While there are things that can be done during the planning and deployment phase of the process to improve user adoption, there will inevitably be some resistance to using CRM no matter how well executed your implementation strategy is.
What Is A “CRM Hater”?
CRM haters are the employees that, no matter how hard you try to convince, cajole, and coerce into using your new CRM system, refuse to use it. In a worst-case scenario, they may even actively protest against using it to management and other employees.
Unfortunately, sometimes all it takes is one bad apple to spoil the bunch, and an employee spreading fear, uncertainty, and doubt about your CRM system may eventually cause others to question its validity and/or usefulness.
Employees that show entrenched resistance to using CRM usually do so because of one or more fears they have (even if they won’t admit to it) that need to be addressed before they’re willing to embrace change.
Addressing Common CRM Fears
While every employee’s resistance to CRM will be slightly different, there are some common fears that many employees have about CRM that can cause them to push back on using it.

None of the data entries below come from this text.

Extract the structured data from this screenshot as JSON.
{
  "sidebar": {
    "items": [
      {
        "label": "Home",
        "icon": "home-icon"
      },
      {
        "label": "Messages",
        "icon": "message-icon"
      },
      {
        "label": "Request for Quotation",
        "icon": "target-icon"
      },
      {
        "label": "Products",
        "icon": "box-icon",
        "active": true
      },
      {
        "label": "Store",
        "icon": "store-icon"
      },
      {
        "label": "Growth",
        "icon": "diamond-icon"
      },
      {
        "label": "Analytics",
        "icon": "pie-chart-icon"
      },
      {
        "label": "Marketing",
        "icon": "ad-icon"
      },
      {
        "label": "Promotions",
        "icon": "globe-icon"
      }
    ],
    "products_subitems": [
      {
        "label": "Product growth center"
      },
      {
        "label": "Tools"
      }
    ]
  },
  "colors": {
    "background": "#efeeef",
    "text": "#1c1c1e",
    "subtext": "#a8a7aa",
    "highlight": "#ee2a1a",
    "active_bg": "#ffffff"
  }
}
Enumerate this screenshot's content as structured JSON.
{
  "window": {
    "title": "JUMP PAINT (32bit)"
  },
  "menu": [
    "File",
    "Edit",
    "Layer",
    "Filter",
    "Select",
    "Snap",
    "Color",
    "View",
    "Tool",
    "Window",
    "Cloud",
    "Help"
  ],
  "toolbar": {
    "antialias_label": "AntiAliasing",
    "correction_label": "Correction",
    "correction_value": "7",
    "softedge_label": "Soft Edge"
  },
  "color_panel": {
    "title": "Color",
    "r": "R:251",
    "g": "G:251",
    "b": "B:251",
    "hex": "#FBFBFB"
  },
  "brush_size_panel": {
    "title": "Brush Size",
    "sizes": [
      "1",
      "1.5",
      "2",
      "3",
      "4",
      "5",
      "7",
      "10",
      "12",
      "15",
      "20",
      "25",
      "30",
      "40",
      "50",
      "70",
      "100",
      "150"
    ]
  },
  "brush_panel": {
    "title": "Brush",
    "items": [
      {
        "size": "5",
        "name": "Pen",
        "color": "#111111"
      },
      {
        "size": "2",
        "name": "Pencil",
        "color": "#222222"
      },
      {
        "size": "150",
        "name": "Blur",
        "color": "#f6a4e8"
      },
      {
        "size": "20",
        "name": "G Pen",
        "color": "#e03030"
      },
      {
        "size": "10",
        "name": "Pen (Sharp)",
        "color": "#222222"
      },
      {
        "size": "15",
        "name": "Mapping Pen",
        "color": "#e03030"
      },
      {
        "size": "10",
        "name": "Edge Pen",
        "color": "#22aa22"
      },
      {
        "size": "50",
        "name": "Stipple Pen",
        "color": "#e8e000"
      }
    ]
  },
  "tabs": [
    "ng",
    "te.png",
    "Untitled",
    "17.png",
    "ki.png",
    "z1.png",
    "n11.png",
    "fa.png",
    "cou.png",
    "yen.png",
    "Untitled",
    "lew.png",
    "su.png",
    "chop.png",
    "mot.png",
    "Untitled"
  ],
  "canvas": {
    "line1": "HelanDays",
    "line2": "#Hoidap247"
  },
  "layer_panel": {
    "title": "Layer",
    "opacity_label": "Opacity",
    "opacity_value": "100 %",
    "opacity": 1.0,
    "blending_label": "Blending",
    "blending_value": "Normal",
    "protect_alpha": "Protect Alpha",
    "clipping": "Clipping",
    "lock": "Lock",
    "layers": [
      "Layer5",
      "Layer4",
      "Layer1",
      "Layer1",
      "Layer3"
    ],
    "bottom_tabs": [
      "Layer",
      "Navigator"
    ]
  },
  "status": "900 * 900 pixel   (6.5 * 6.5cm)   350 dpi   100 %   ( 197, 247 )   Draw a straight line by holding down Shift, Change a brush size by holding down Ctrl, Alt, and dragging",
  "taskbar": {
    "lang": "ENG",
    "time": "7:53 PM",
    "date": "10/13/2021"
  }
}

Fear of change: Employees often have developed their own way of doing things and don’t see any reason why they should abandon a system that works for them. This is especially true for industries that have not traditionally integrated a lot of technology into their sales and marketing processes.

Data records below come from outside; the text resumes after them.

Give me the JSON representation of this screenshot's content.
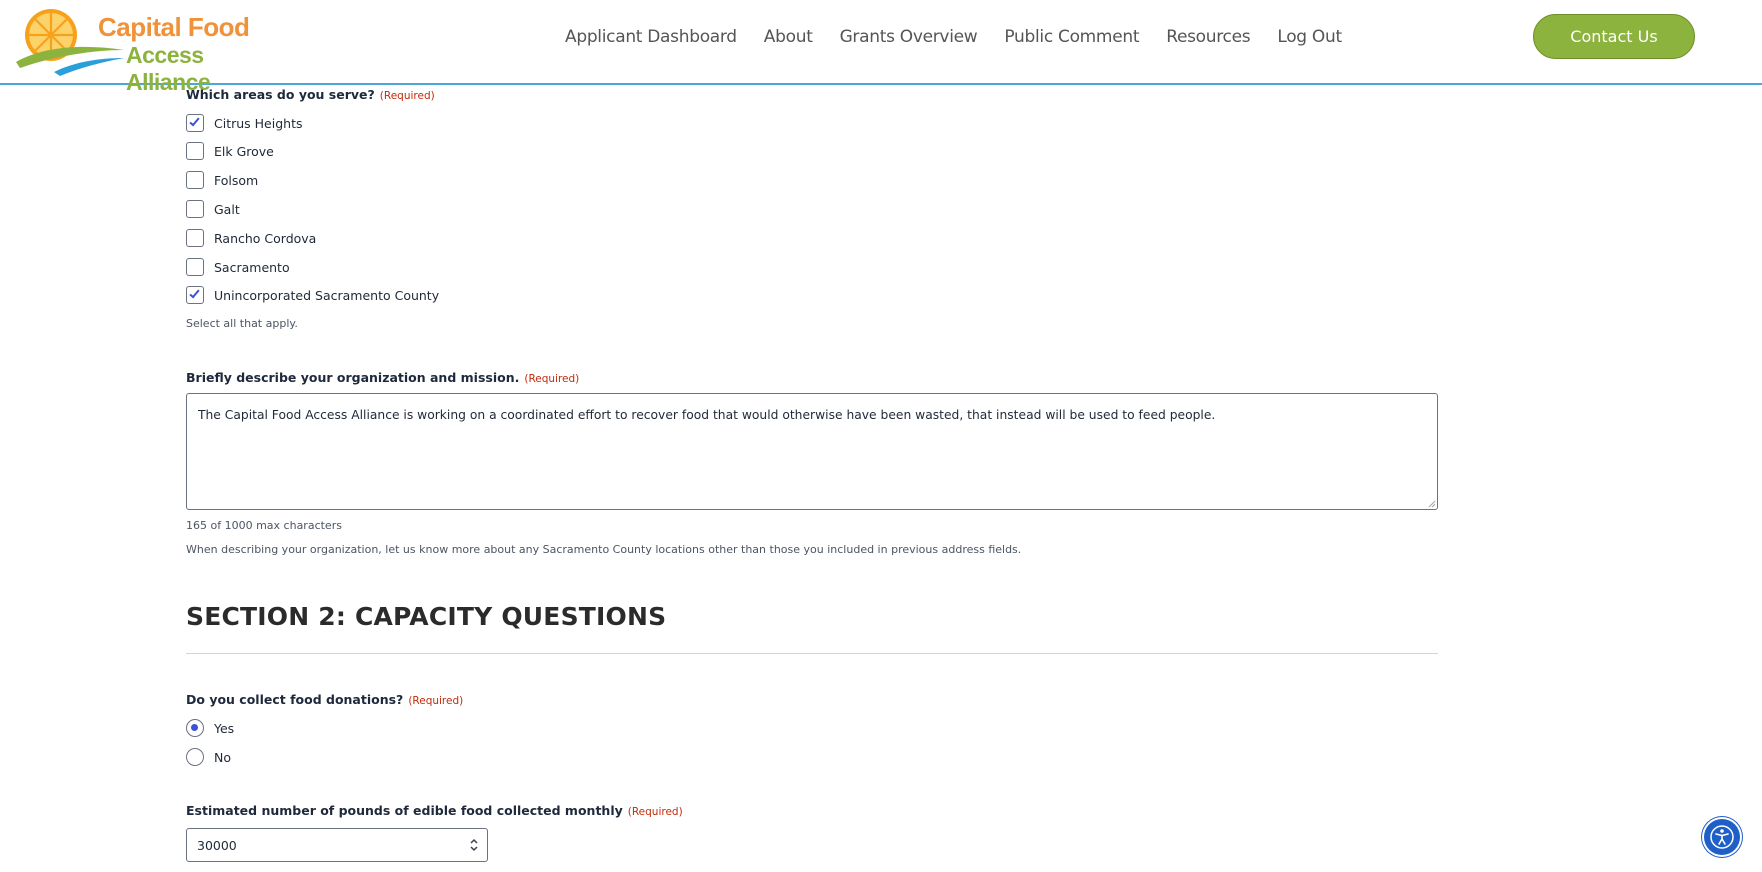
{
  "brand": {
    "line1": "Capital Food",
    "line2": "Access Alliance",
    "colors": {
      "orange": "#f0923a",
      "green": "#8cb33d",
      "blue": "#4aa6dc"
    }
  },
  "nav": {
    "items": [
      {
        "label": "Applicant Dashboard"
      },
      {
        "label": "About"
      },
      {
        "label": "Grants Overview"
      },
      {
        "label": "Public Comment"
      },
      {
        "label": "Resources"
      },
      {
        "label": "Log Out"
      }
    ],
    "contact_label": "Contact Us"
  },
  "form": {
    "required_text": "(Required)",
    "areas": {
      "label": "Which areas do you serve?",
      "options": [
        {
          "label": "Citrus Heights",
          "checked": true
        },
        {
          "label": "Elk Grove",
          "checked": false
        },
        {
          "label": "Folsom",
          "checked": false
        },
        {
          "label": "Galt",
          "checked": false
        },
        {
          "label": "Rancho Cordova",
          "checked": false
        },
        {
          "label": "Sacramento",
          "checked": false
        },
        {
          "label": "Unincorporated Sacramento County",
          "checked": true
        }
      ],
      "help": "Select all that apply."
    },
    "mission": {
      "label": "Briefly describe your organization and mission.",
      "value": "The Capital Food Access Alliance is working on a coordinated effort to recover food that would otherwise have been wasted, that instead will be used to feed people.",
      "counter": "165 of 1000 max characters",
      "help": "When describing your organization, let us know more about any Sacramento County locations other than those you included in previous address fields."
    },
    "section2_title": "SECTION 2: CAPACITY QUESTIONS",
    "donations": {
      "label": "Do you collect food donations?",
      "options": [
        {
          "label": "Yes",
          "selected": true
        },
        {
          "label": "No",
          "selected": false
        }
      ]
    },
    "pounds": {
      "label": "Estimated number of pounds of edible food collected monthly",
      "value": "30000"
    }
  },
  "icons": {
    "logo": "orange-slice-logo-icon",
    "accessibility": "accessibility-person-icon",
    "checkmark": "checkmark-icon",
    "spinner": "number-spinner-icon"
  }
}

Suddenly moving from a system of sticky notes and spreadsheets to CRM can seem daunting. It’s critical that employees understand the rationale for the change, as well as the benefits to them for making it.

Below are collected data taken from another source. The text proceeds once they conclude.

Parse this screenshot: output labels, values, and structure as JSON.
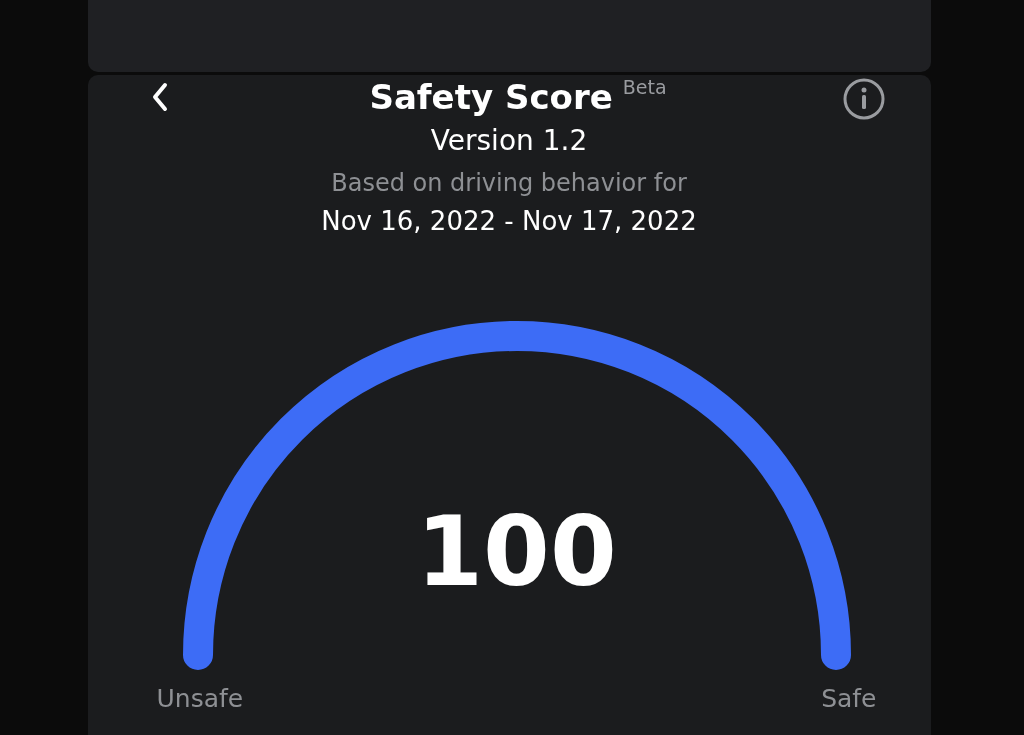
{
  "header": {
    "title": "Safety Score",
    "badge": "Beta",
    "version": "Version 1.2",
    "subtitle": "Based on driving behavior for",
    "date_range": "Nov 16, 2022 - Nov 17, 2022"
  },
  "gauge": {
    "score": "100",
    "min_label": "Unsafe",
    "max_label": "Safe"
  }
}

Overcoming this fear may require extended training, demonstration, and reinforcement of the organization’s commitment to CRM as the requisite method of data capture for all employees.
Fear of transparency: This is common fear of employees with poor job performance. CRM makes it much easier for management to view, track, and analyze each user’s performance on a daily basis. This transparency removes an underperforming employee’s ability to hide and/or obfuscate what they’re doing (or not doing).
Overcoming this fear can be particularly difficult, if not impossible in some cases. There is often no way to convince an employee who is purposefully hiding their lack of effort to commit to a system that will almost immediately expose that fact to management.
The best option in this case is to make clear that using CRM is a requirement, not an option. The adage “If it’s not in CRM, it doesn’t exist” should be well understood, and underperforming employees will have to either step up, or be forced to explain themselves.
In some cases, underperforming employees may have unknowingly developed bad habits that have led to poor performance. In those cases, CRM can help management discover and correct the issue, and bring an employee’s performance up to a higher level.
Fear of failure: This one is tricky. An employee who is great at all other aspects of their job may struggle with CRM, despite their best efforts. These employees fear that their struggle to adapt to the new system will be read as an overall performance failure by management, and their job will be at risk.
This is another situation where a strong CRM training program can make all the difference. Employees that feel confident in their ability to navigate the system won’t be afraid of using it.
The best outcome is for management to be proactive in addressing questions and concerns about using the system on an ongoing basis. Making sure the system has a clearly defined administrator that users can go to for help is another great way to ensure success.
Where To Draw The Line
If you organization is struggling with user adoption due to employee resistance, it may help to take a step back and try to diagnose what true cause might be. Many businesses that run into this problem simply abandon CRM altogether. Worse, others give up on comprehensive user adoption, and let those who don’t want to use CRM go their own way and fragment company data and workflow.
Your organization will need to decide how committed to CRM it really is. If the answer is “totally” – which it should be – then you’ll need to decide where to draw the line with resistant employees and how to overcome that resistance.
A final option is to consider working with an outside CRM implementation consultant to help diagnose user adoption problems. Implementation specialists can frequently identify points of friction that management was unaware of. Small changes and/or customizations to your CRM can have a huge impact on usability. Having a professional peek under the hood may be worth the investment before taking more drastic measures.